Twins manager Tom Kelly and pitching coach Dick Such have encouraged Erickson to develop an off-speed pitch, which he did only recently. In beating the Orioles on Tuesday, Erickson bTC threw a forkball for the first time, which he'll use as his change of speed.

The Twins dealt Erickson as part of their effort to trim payroll; they traded reliever Rick Aguilera to Boston on Thursday, and had Minnesota not dealt Erickson, they likely would've opted not to tender him a contract this off-season.

"It looks like they're going to change the whole team. It's a joke. It makes a fool out of anybody who's a Minnesota Twins fan," said Erickson.

The addition of Erickson, who has a $1,862,500 salary, creates a logjam in the Orioles rotation. Once Brown and Ben McDonald are activated from the disabled list, the Orioles will have six starters for five spots, with Arthur Rhodes likely being the odd man out -- possibly to return to the minors.

"I haven't come to any conclusions yet," said Regan. "I'm not going to say today, because every time you plan something, something else happens. Somebody gets hurt. You never have enough pitching, and when the time comes to make that decision, we'll make it."

Minnesota's first choice for the player to be named is center fielder Bartee, currently on the roster of Double-A Bowie. Bartee started the year at Triple-A Rochester, and hit poorly (.163) before being demoted.

Bartee batted .283 and stole 19 bases in 40 games for Bowie before breaking his hand, and some in the organization think he may be out the rest of the year. The Twins want to see Bartee play again before they take him, whether it be late in the minor-league season or in the Arizona Fall League. If the Twins don't want Bartee, they'll take center fielder Damon Buford, who began the year with the Orioles but was sent to Triple-A after going 2-for-32, and who has been outspoken about being moved to another organization.

The Twins, at present, lack a true center fielder; they played Kirby Puckett there in Camden Yards last week for a game. But because the team has the worst record in baseball, there's no reason to rush in their choice between Bartee and Buford.


Born: Feb. 2, 1968. Height: 6-4. Weight: 234. Bats: Right.
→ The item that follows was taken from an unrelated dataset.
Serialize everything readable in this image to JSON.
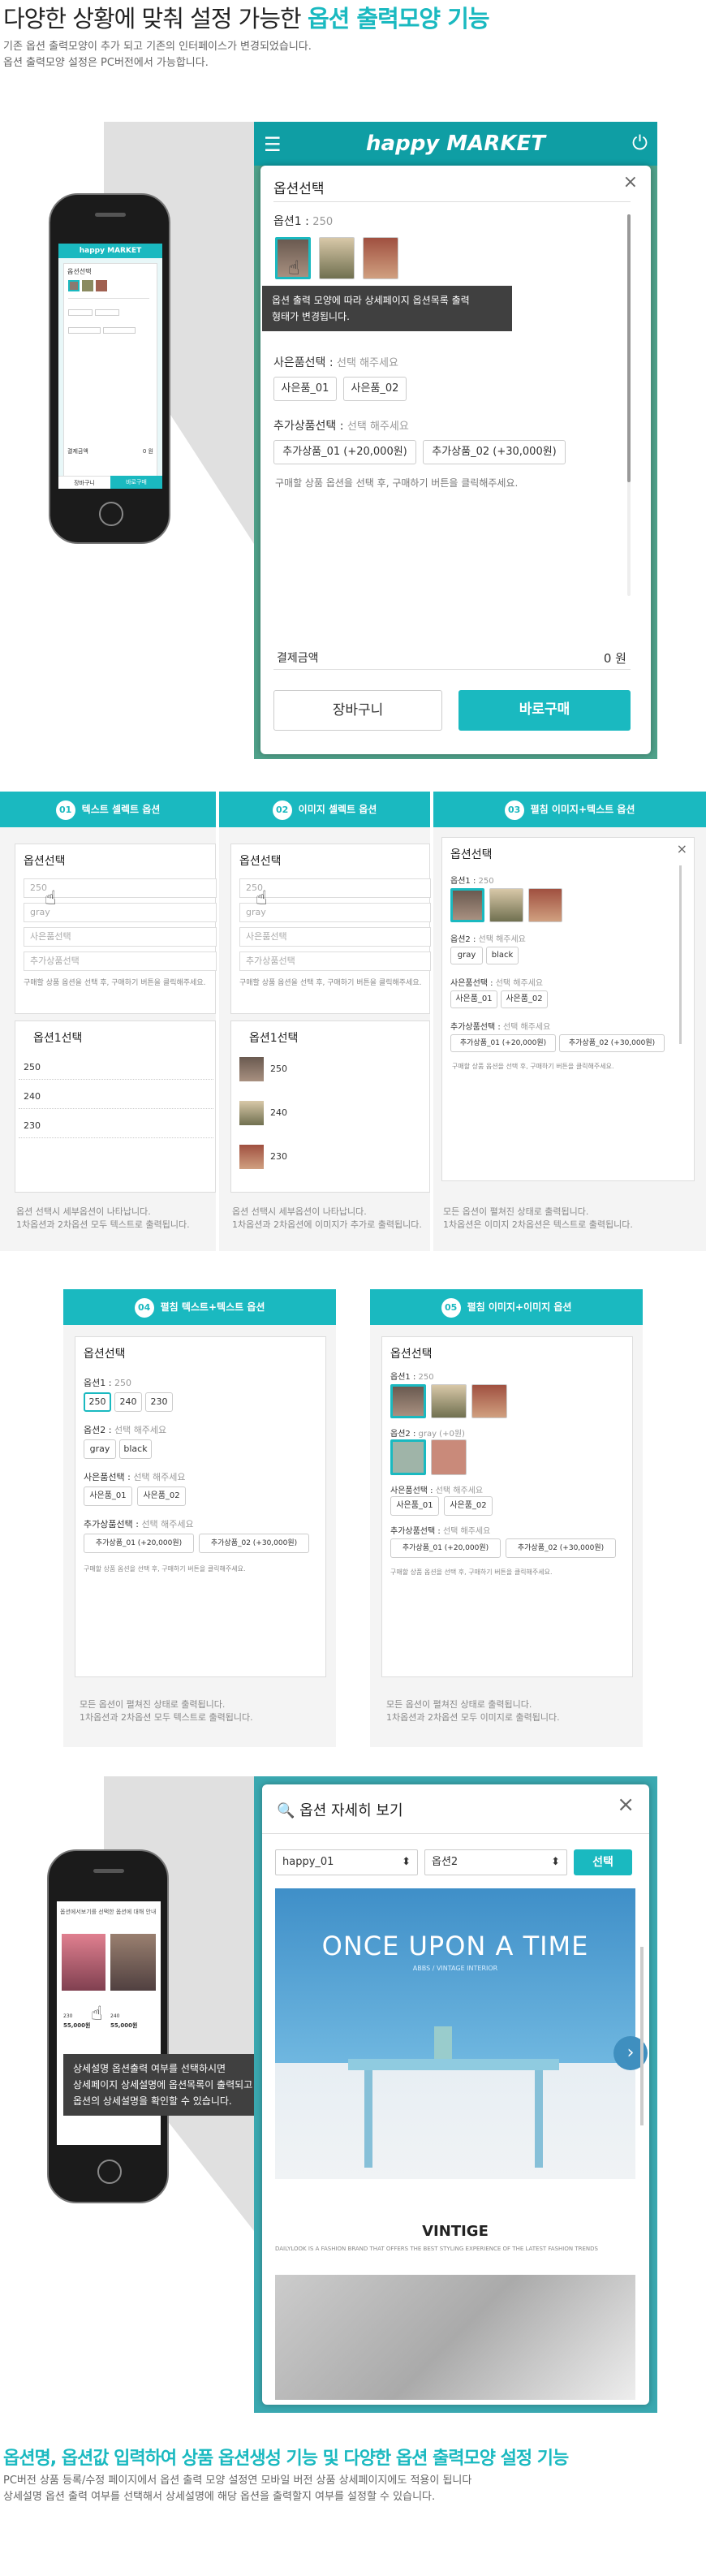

Throws: Right.

1989: Had 11 strikeouts in professional debut vs. Bakersfield. . . . Twins' Minor League Player of the Week, July 3-9. 1990: Won major-league debut, 9-1, June 25 vs. Texas. . . . Pitched first complete game on Sept. 8 in win vs. Cleveland. 1991: American League Pitcher of the Month for May, posting 5-0 record, 1.36 ERA. . . . Tied for most wins in the majors. . . . Runner-up to Roger Clemens in AL Cy Young balloting. 1992: Led Twins pitchers in shutouts, and tied for lead in complete games. . . . Pitched six-plus innings in 16 of last 20 starts and 21 of 32 total. 1993: Led majors in losses. . . . Allowed most hits and runs in majors and was second in earned runs. 1994: Had first career no-hitter, April 27 in 6-0 win vs. Milwaukee. . . . Had career-high 10 strikeouts, May 14 vs. Orioles.